Soacha in Colombia receives 20-60 new families a week that are fleeing from the armed conflict that torments the country. In this context, the support of Bancamía (the entity of BBVA Microfinance Foundation in Colombia) to small entrepreneurs plays a key role in the area’s economic development. Francisco González, Chairman and CEO of BBVA, visited three of these small businesses and saw their work first hand.
Soacha is 25 km from Bogotá and one of the main destinations of people that had to escape the armed conflict that plagues Colombia. As a result, it is a priority target for the UN and the World Bank. With presence in 91% of the territory, Bancamía has not been oblivious to this situation and supports 6,685 displaced people since 2008.

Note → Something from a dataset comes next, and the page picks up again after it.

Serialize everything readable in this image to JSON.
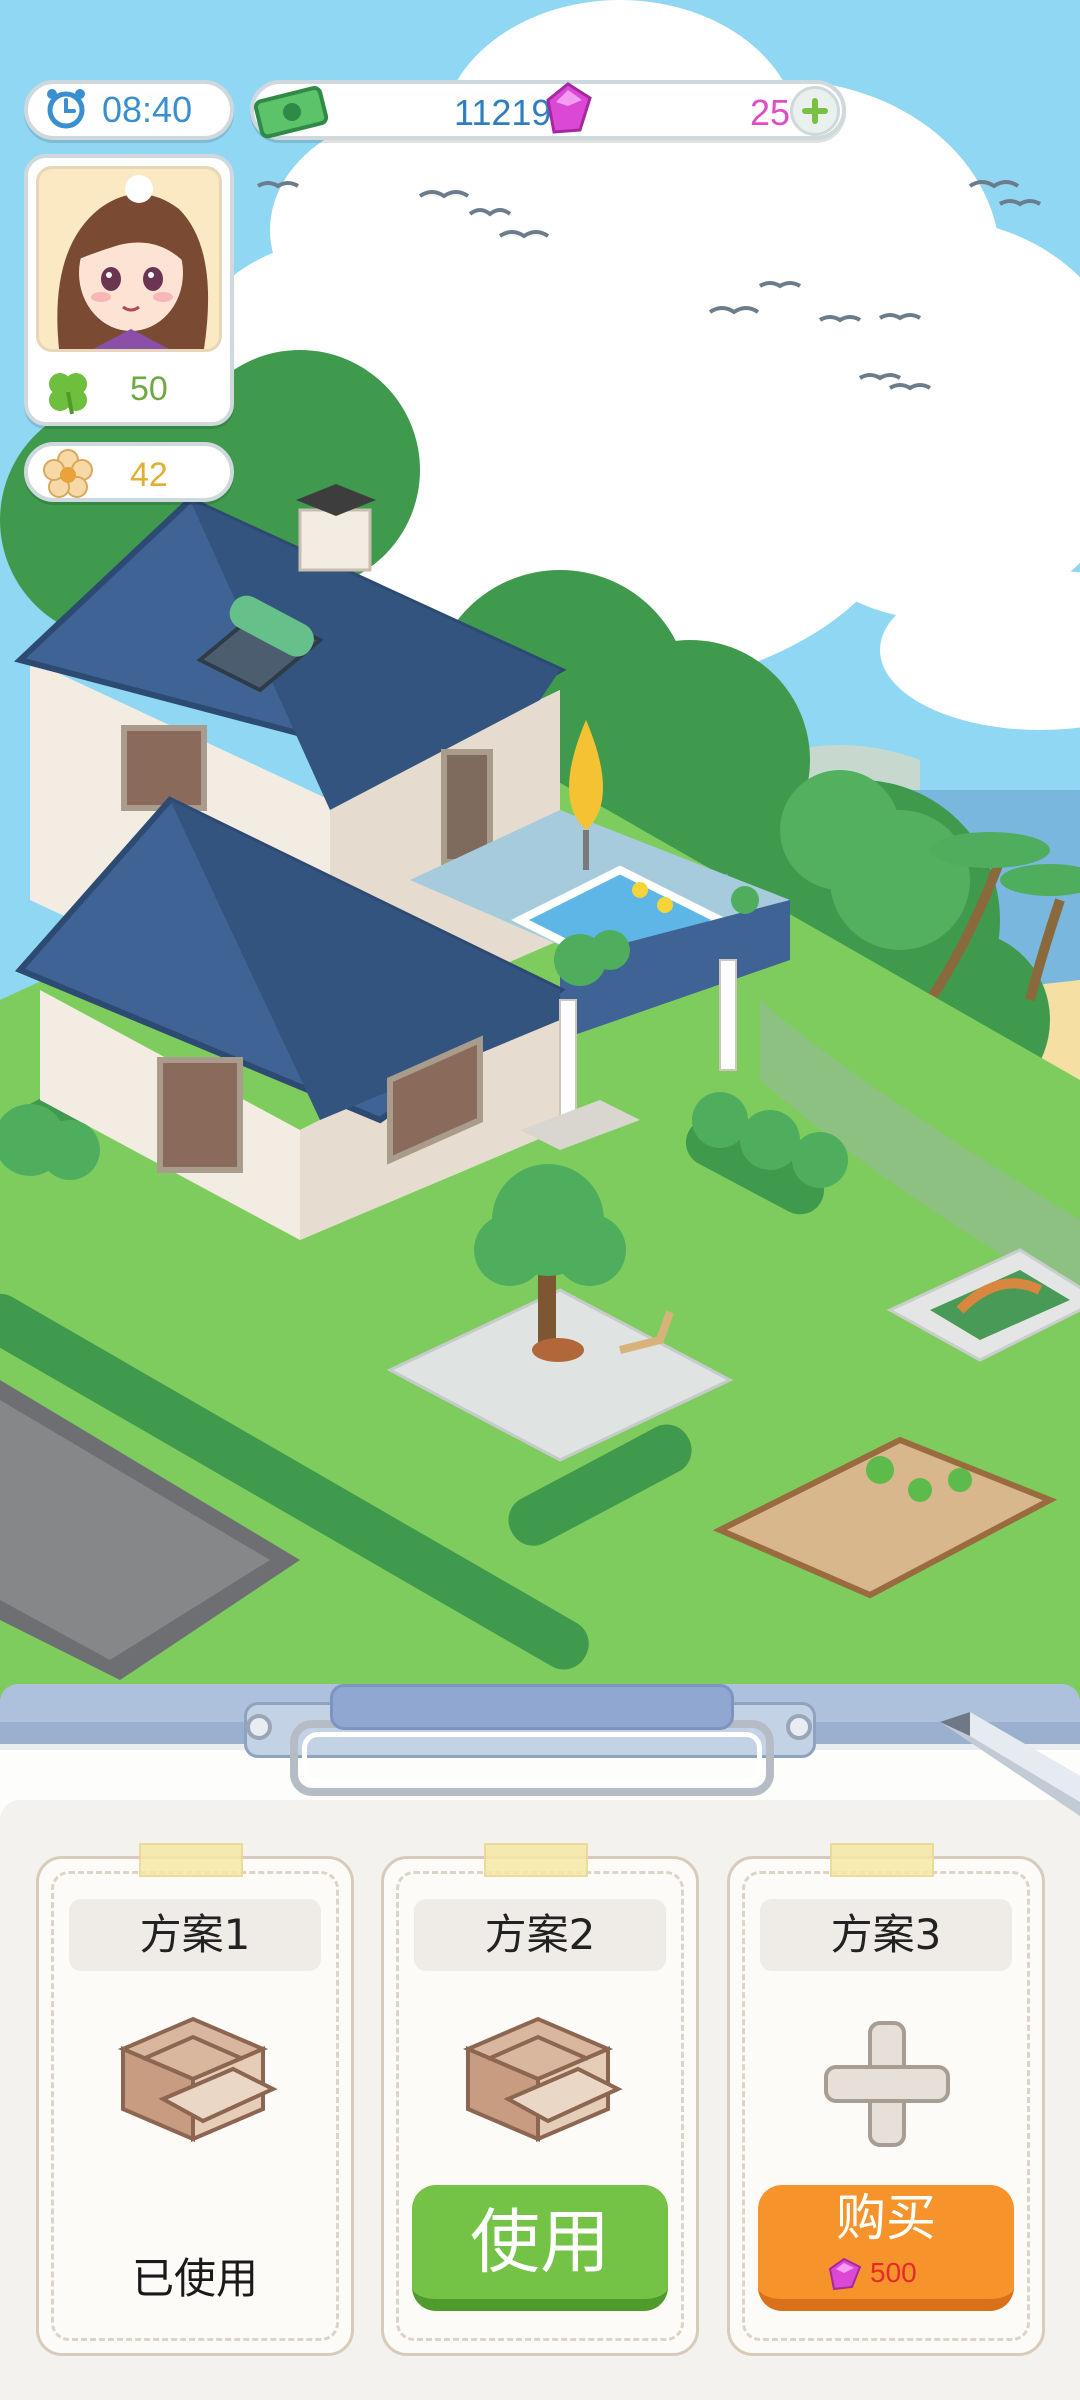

The Chairman and CEO of BBVA attended a business meeting at the head office of Bancamía in Bogotá and then traveled to Soacha to see some of the businesses that are being developed. Specifically, he visited the small supermarket “La Cosecha” owned by a local couple; the fabric workshop led by Linda Aura Cruz that guarantees the livelihood of four families and pays for the professional education of one of her daughters; and Norma’s kindergarten, which is attended by more than 50 children, many of whom are children of displaced parents.
Bancamía currently delivers 1,022 credits per day amounting to 1,181 euros on average. This funding has undeniable impact on the life of small entrepreneurs: out of more than 800,000 people supported by Bancamía, 71% are in a vulnerable position since the surplus of their micro-companies is three times below the poverty threshold and 44% live in rural areas. However, on average after two years with the entity, the number of poor customers goes down by around 32%. “It is our privilege to be able to support them and help them prosper and have a better life,” said Javier M. Flores, General Manager of BBVA Microfinance Foundation during his visit to the Soacha entrepreneurs.
Figures aside, the efforts made by entrepreneurs to progress and improve both their lives and the life of their community are commendable. “I find it moving to see this type of initiative and how a foundation such as ours can do a lot to help society. These people are given credit but they are the ones that move forward on the strength of their efforts and willingness to fight,” said Francisco González.